Lebre é um álbum bipolar, que oscila entre a alegria de bailarico e a epopeia sombria. O folclore tuga permanece mas desta vez vestido de prog rock. Gaiteiros de Lisboa meets King Crimson.

Nós, portugueses, temos uma má relação com a nossa música tradicional. Faz-nos lembrar pés descalços, candeeiros de petróleo e sandes de molho; um passado demasiado próximo (o dos nossos avós) para nos sentirmos confortáveis com ele. Quando condescendemos e consumimos música portuguesa, preferimos a que imita na perfeição a lá de fora, cantada em inglês e tudo, “tão boa que até parece estrangeira”. E, contudo, sempre houve bichos orgulhosamente tresmalhados. Poucos, é certo, mas tão obstinados que nunca deixaram a tradição morrer. O principal foi Zeca Afonso, que a partir dos anos 60 reinventa a música tradicional portuguesa com o seu génio criativo.

A partir do Zeca nasceram duas linhagens: uma mais continental (Fausto, José Mário Branco, Sérgio Godinho, Janita Salomé, Gaiteiros de Lisboa, Amélia Muge); e a outra mais anglófila (Filarmónica Fraude, Banda do Casaco, António Variações, Trovante, Sitiados, Megafone). Os Diabo na Cruz são hoje os herdeiros mais conhecidos desta segunda estirpe, e o seu líder, Jorge Cruz, é o grande ideólogo contemporâneo de uma portugalidade pop (como no passado o foram Pedro Ayres Magalhães e João Aguardela). Misturam música tradicional portuguesa com rock e ambicionam levar a sua estética ao máximo número de pessoas. Têm tido sucesso nesta missão, não porque tenham uma grande máquina de promoção por detrás, mas porque cada concerto seu é um combate que não deixa prisioneiros.

Em Virou! (2009) e Roque Popular (2012), apresentam o seu manifesto sobre o que pode ser uma pop portuguesa no século XXI, mesclando música tradicional portuguesa com um indie rock dançante à Franz Ferdinand. Em Diabo na Cruz, de 2014, têm a coragem de inovar, embrulhando as nossas raízes em kitsch pop, com sintetizadores propositadamente manhosos, e uma inteligente reflexão sobre o campo que há na cidade.
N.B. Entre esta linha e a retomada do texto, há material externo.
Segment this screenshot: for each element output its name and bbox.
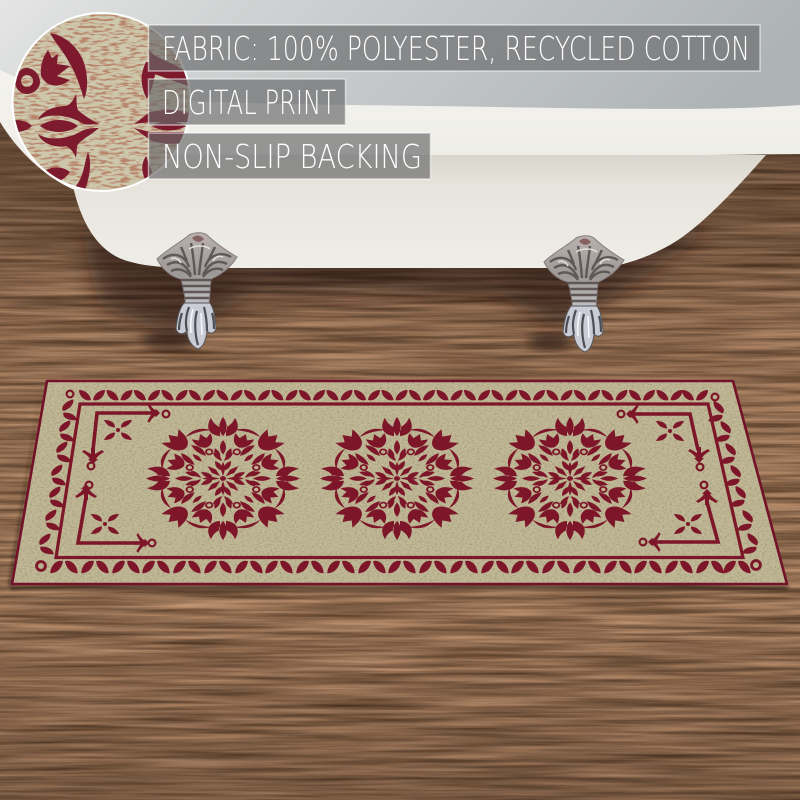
bottom leaf border (50, 561, 751, 573)
rug base (12, 381, 787, 584)
bottom-right corner ornament (640, 482, 718, 552)
top-right corner ornament (618, 404, 710, 470)
rug (8, 379, 790, 590)
close-up base (10, 10, 194, 194)
left medallion (146, 417, 300, 540)
fabric close-up circle (10, 10, 194, 194)
feature label: print: DIGITAL PRINT (162, 83, 336, 122)
right medallion (493, 417, 647, 540)
feature label: print (148, 79, 346, 125)
bathtub (0, 70, 800, 268)
top leaf border (79, 390, 708, 400)
close-up motif (15, 33, 190, 192)
bottom-left corner ornament (75, 482, 155, 553)
top-left corner ornament (82, 403, 169, 469)
left claw foot (142, 233, 237, 350)
rug corner rings (37, 391, 760, 570)
tub body (70, 150, 766, 268)
rug weave texture (10, 379, 790, 586)
close-up ring (12, 13, 190, 191)
rug shadow (8, 384, 790, 590)
wall: tub interior background (0, 0, 800, 160)
centre medallion (320, 417, 474, 540)
floor shadow under tub (80, 225, 720, 340)
tub rim (0, 70, 800, 190)
close-up weave (10, 10, 194, 194)
right claw foot (528, 236, 624, 352)
feature label: backing: NON-SLIP BACKING (162, 137, 422, 176)
inner frame line (56, 404, 743, 558)
right leaf border (708, 401, 760, 556)
left leaf border (38, 400, 77, 556)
E agora, volvidos quatro anos, regressam aos discos com Lebre, que – pela sua imaginação melódica e ousadia criativa – é o melhor disco dos Diabo desde Virou!.

É um álbum bipolar, que oscila entre a alegria de bailarico e a epopeia sombria. Na primeira parte do disco, dominam os Diabo dançantes que já conhecemos tão bem, o das canções de festa da aldeia, de copo de tinto na mão, a apalpar as gaiatas por debaixo das saias. Na segunda parte, a partir de “Terra Ardida”, o disco torna-se denso e sombrio, de uma maneira que nem em Roque Popular tínhamos ouvido. O folclore tuga permanece mas desta vez vestido de prog rock, metade Gaiteiros de Lisboa de Picadilly Circus, metade King Crimson de Celorico da Beira. A mistura de órgãos Hammond, guitarras musculadas vintage e um exército de bombos desenha paisagens épicas e trágicas: montanhas gigantes engolidas pelo fogo, mantos de cadáveres carbonizados, ventos sepulcrais assobiando na noite escura. Nunca os Diabo foram tão imponentes e desolados, tão telúricos e devastados, tão desmedidos e destroçados: a pátria ferida a gemer…

Lebre é o mais conceptual dos discos dos Diabo na Cruz, todo ele unido à volta da seguinte interrogação: será possível num mundo tão globalizado e hiper-virtual como é o contemporâneo encontrarmos algum sítio a que chamemos casa? É possível, sim, senhor. A minha pátria é a pop portuguesa. A minha casa são os Diabo na Cruz.